As prisões sumárias de 24 e 25 de abril de 1915, em Constantinopla (conhecidas como Domingo Vermelho), são os resultados preliminares de um extenso trabalho de propaganda e logística, justificadas, segundo um oficial naval turco, com as seguintes palavras: “os armênios estão conspirando com o inimigo. Eles vão começar uma revolta em Constantinopla, matar os líderes do Comitê União e Progresso (CUP) e abrirão os estreitos (de Dardanellos e de Bósforo).” A partir de então novas investidas dos militares turcos e das instituições políticas obrigam centenas de milhares de armênios a deixarem suas casas e partirem para o desarmado “Batalhão Trabalhista”. Os soldados e os habitantes armênios são convencidos a abandonar armas e vilas sob o pretexto de uma possível paz entre o governo turco e as autoridades armênias do lado russo. Entretanto, a censura postal e a prisão de opositores são os sinais não de uma tentativa de conciliação, e sim de um elaborado esquema de deportação em massa do povo armênio da península da Anatólia em direção ao remoto deserto da Mesopotâmia[4], conhecida como “marchas mortais”, fruto da Lei Temporária de Deportação (“Lei Tehcir”), redigida pelo vizir Said Halim Pasha e aprovado pelo CUP em 29 de maio de 1915. A lei concedia ao governo turco-otomano e aos militares autorizações especiais para deportação e cerceamento de liberdade contra qualquer indivíduo considerado nocivo à segurança nacional. Os armênios, habitantes do Império Turco-Otomano, são enquadrados na Lei Tehcir e é sistematizada a repressão em todas as províncias do império.
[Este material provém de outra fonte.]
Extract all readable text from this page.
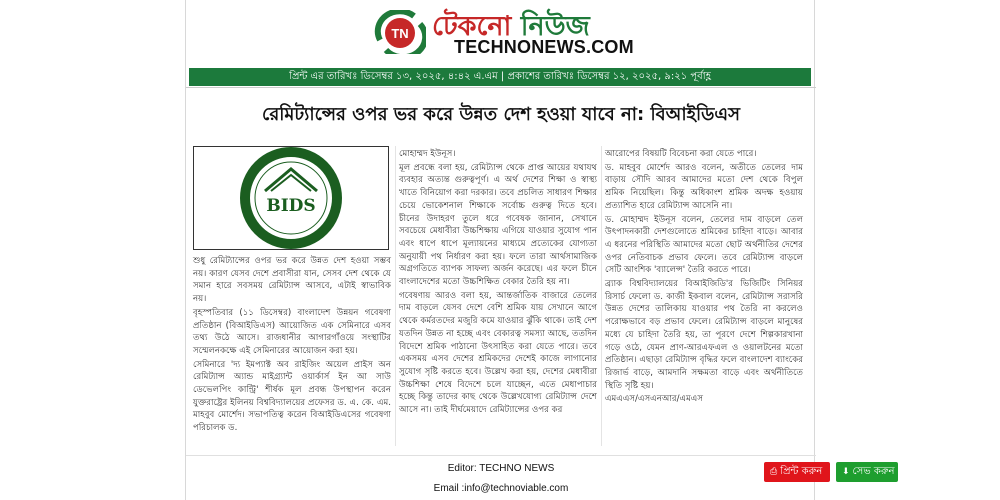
TN টেকনো নিউজ
TECHNONEWS.COM
প্রিন্ট এর তারিখঃ ডিসেম্বর ১৩, ২০২৫, ৪:৪২ এ.এম | প্রকাশের তারিখঃ ডিসেম্বর ১২, ২০২৫, ৯:২১ পূর্বাহ্ণ
রেমিট্যান্সের ওপর ভর করে উন্নত দেশ হওয়া যাবে না: বিআইডিএস
BIDS

শুধু রেমিট্যান্সের ওপর ভর করে উন্নত দেশ হওয়া সম্ভব নয়। কারণ যেসব দেশে প্রবাসীরা যান, সেসব দেশ থেকে যে সমান হারে সবসময় রেমিট্যান্স আসবে, এটাই স্বাভাবিক নয়।

বৃহস্পতিবার (১১ ডিসেম্বর) বাংলাদেশ উন্নয়ন গবেষণা প্রতিষ্ঠান (বিআইডিএস) আয়োজিত এক সেমিনারে এসব তথ্য উঠে আসে। রাজধানীর আগারগাঁওয়ে সংস্থাটির সম্মেলনকক্ষে এই সেমিনারের আয়োজন করা হয়।

সেমিনারে 'দ্য ইমপ্যাক্ট অব রাইজিং অয়েল প্রাইস অন রেমিট্যান্স অ্যান্ড মাইগ্র্যান্ট ওয়ার্কার্স ইন আ সাউ ডেভেলপিং কান্ট্রি' শীর্ষক মূল প্রবন্ধ উপস্থাপন করেন যুক্তরাষ্ট্রের ইলিনয় বিশ্ববিদ্যালয়ের প্রফেসর ড. এ. কে. এম. মাহবুব মোর্শেদ। সভাপতিত্ব করেন বিআইডিএসের গবেষণা পরিচালক ড.

মোহাম্মদ ইউনূস।

মূল প্রবন্ধে বলা হয়, রেমিট্যান্স থেকে প্রাপ্ত আয়ের যথাযথ ব্যবহার অত্যন্ত গুরুত্বপূর্ণ। এ অর্থ দেশের শিক্ষা ও স্বাস্থ্য খাতে বিনিয়োগ করা দরকার। তবে প্রচলিত সাধারণ শিক্ষার চেয়ে ভোকেশনাল শিক্ষাকে সর্বোচ্চ গুরুত্ব দিতে হবে। চীনের উদাহরণ তুলে ধরে গবেষক জানান, সেখানে সবচেয়ে মেধাবীরা উচ্চশিক্ষায় এগিয়ে যাওয়ার সুযোগ পান এবং ধাপে ধাপে মূল্যায়নের মাধ্যমে প্রত্যেকের যোগ্যতা অনুযায়ী পথ নির্ধারণ করা হয়। ফলে তারা আর্থসামাজিক অগ্রগতিতে ব্যাপক সাফল্য অর্জন করেছে। এর ফলে চীনে বাংলাদেশের মতো উচ্চশিক্ষিত বেকার তৈরি হয় না।

গবেষণায় আরও বলা হয়, আন্তর্জাতিক বাজারে তেলের দাম বাড়লে যেসব দেশে বেশি শ্রমিক যায় সেখানে আগে থেকে কর্মরতদের মজুরি কমে যাওয়ার ঝুঁকি থাকে। তাই দেশ যতদিন উন্নত না হচ্ছে এবং বেকারত্ব সমস্যা আছে, ততদিন বিদেশে শ্রমিক পাঠানো উৎসাহিত করা যেতে পারে। তবে একসময় এসব দেশের শ্রমিকদের দেশেই কাজে লাগানোর সুযোগ সৃষ্টি করতে হবে। উল্লেখ করা হয়, দেশের মেধাবীরা উচ্চশিক্ষা শেষে বিদেশে চলে যাচ্ছেন, এতে মেধাপাচার হচ্ছে কিন্তু তাদের কাছ থেকে উল্লেখযোগ্য রেমিট্যান্স দেশে আসে না। তাই দীর্ঘমেয়াদে রেমিট্যান্সের ওপর কর

আরোপের বিষয়টি বিবেচনা করা যেতে পারে।

ড. মাহবুব মোর্শেদ আরও বলেন, অতীতে তেলের দাম বাড়ায় সৌদি আরব আমাদের মতো দেশ থেকে বিপুল শ্রমিক নিয়েছিল। কিন্তু অধিকাংশ শ্রমিক অদক্ষ হওয়ায় প্রত্যাশিত হারে রেমিট্যান্স আসেনি না।

ড. মোহাম্মদ ইউনূস বলেন, তেলের দাম বাড়লে তেল উৎপাদনকারী দেশগুলোতে শ্রমিকের চাহিদা বাড়ে। আবার এ ধরনের পরিস্থিতি আমাদের মতো ছোট অর্থনীতির দেশের ওপর নেতিবাচক প্রভাব ফেলে। তবে রেমিট্যান্স বাড়লে সেটি আংশিক 'ব্যালেন্স' তৈরি করতে পারে।

ব্র্যাক বিশ্ববিদ্যালয়ের বিআইজিডি'র ভিজিটিং সিনিয়র রিসার্চ ফেলো ড. কাজী ইকবাল বলেন, রেমিট্যান্স সরাসরি উন্নত দেশের তালিকায় যাওয়ার পথ তৈরি না করলেও পরোক্ষভাবে বড় প্রভাব ফেলে। রেমিট্যান্স বাড়লে মানুষের মধ্যে যে চাহিদা তৈরি হয়, তা পূরণে দেশে শিল্পকারখানা গড়ে ওঠে, যেমন প্রাণ-আরএফএল ও ওয়ালটনের মতো প্রতিষ্ঠান। এছাড়া রেমিট্যান্স বৃদ্ধির ফলে বাংলাদেশ ব্যাংকের রিজার্ভ বাড়ে, আমদানি সক্ষমতা বাড়ে এবং অর্থনীতিতে স্থিতি সৃষ্টি হয়।

এমএএস/এসএনআর/এমএস

Editor: TECHNO NEWS
Email :info@technoviable.com
⎙ প্রিন্ট করুন	⬇ সেভ করুন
Mesmo com a forte censura do governo sobre a imprensa, as notícias sobre o massacre contra os armênios ganham visibilidade em vários países, em especial na Armênia russa e nos EUA. Os cônsules são os primeiros a denunciar aos seus governos a intensa repressão, porém logo são expulsos. Jornalistas levam as informações até vários veículos, em especial o The New York Times, relatando as falsas promessas de “recolocação” dos armênios em uma zona de exclusão bélica, e o presidente Theodore Roosevelt caracterizou o massacre como “o mais importante crime de guerra”. Contudo, a ampliação das denúncias ocorreu somente no fim da guerra, e o saldo de armênios assassinados ultrapassava um milhão, a maioria durante as deportações a pé pelo deserto, vítimas dos ataques de milícias turcas e inanição. O Império Turco-Otomano assinou o armistício com a Entente em 30 de outubro de 1918, sendo desmembrado para o despojo de guerra de Inglaterra e França. Os três paxás que planejaram a repressão sangrenta fogem do país. Com a assinatura do Tratado, a Península da Anatólia e Constantinopla permaneceram sem nenhuma interferência exterior necessária para análise das violações contra as nacionalidades minoritárias e crimes de guerra contra a população civil. O próprio parlamento turco exige averiguações sobre o massacre, porém o governo assume postura conciliadora e julga poucas autoridades relacionadas com o genocídio, instaurando uma corte marcial. Acredita-se que houve em torno de 25 grandes campos de concentração sob o comando de Sukru Kaya, nomeado por Talaat Pasha, o qual proferiu a mensagem: “os armênios perderam o direito à vida no Império Turco-Otomano”. Destacaram-se os campos Lale, Tefridje, Dipsi, Del-El e Ra’s al-‘Alin, ao longo da atual fonteira entre Turquia, Síria e Iraque, criados exclusivamente para a recepção e extermínio de armênios.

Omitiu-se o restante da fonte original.